Amnesty UK's duplicity, bias and false accusations against Israel

The director of Amnesty International UK, Kate Allen, wrote a piece in Foreign Policy calling Israel's easing of the Gaza closure a sham:

As a recent report from 26 humanitarian and human rights organizations shows, six months of a less-oppressive blockade regime has made only a minimal difference to the lives of Gaza's 1.5 million inhabitants.
Isn't it interesting that the major player behind that report was Amnesty International UK? The wording here implies that she is merely quoting a study to support her thesis - but she is the main force behind the study to begin with, hosted on Amnesty's UK site!

We've already looked at that study and exposed how one-sided it was. It plays with numbers, minimizes Israel's almost superhuman and certainly unprecedented allowance of aid to a hostile territory - even in the midst of a war! - and it does everything possible to pretend that Gaza's residents' lives have not improved at all since the summer, when in fact many correspondents have reported the opposite. Far worse is the fact that if Amnesty's recommendations would be implemented, it would give Hamas unlimited access to weapons. Placing hundreds of thousands of Israelis in danger is a consequence of Amnesty's demands that Amnesty considers inconsequential.
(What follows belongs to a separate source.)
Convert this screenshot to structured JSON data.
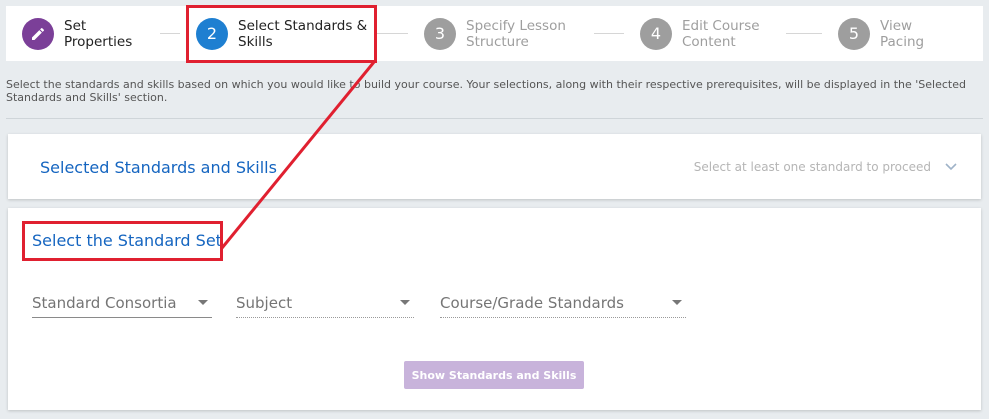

So right up front, we see that Kate Allen is being somewhat deceptive in her characterization of the study to support her thesis. There's more, however.

For example, she refers to the flotilla incident - and links it to a FP article about it, written as it was happening, by anti-Israel writer Marc Lynch. Of the avalanche of articles about the flotilla and the IHH attack on IDF soldiers as they legally attempted to board it, it is telling that this is the one she chooses - one that refers to the incident as an "outrageously disproportionate military response."

Worst of all, however, is Allen's repetition of one of the biggest lies around about the closure of Gaza - one that Goldstone, HRW, Amnesty and the UN repeat ad nauseum yet one that has no basis in fact:

The blockade is a violation of international humanitarian law (Article 33 of the Fourth Geneva Convention) in its collective punishment of an entire civilian population under military occupation and control.
First of all, as we have shown many times, Gaza is not under "occupation" by any definition of the term. Military occupation means the physical presence of an army on the territory, and the only definition is the one given in the Hague Conventions. Not only that, but Amnesty's own definition of "occupation"  proves that Israel is not occupying Gaza.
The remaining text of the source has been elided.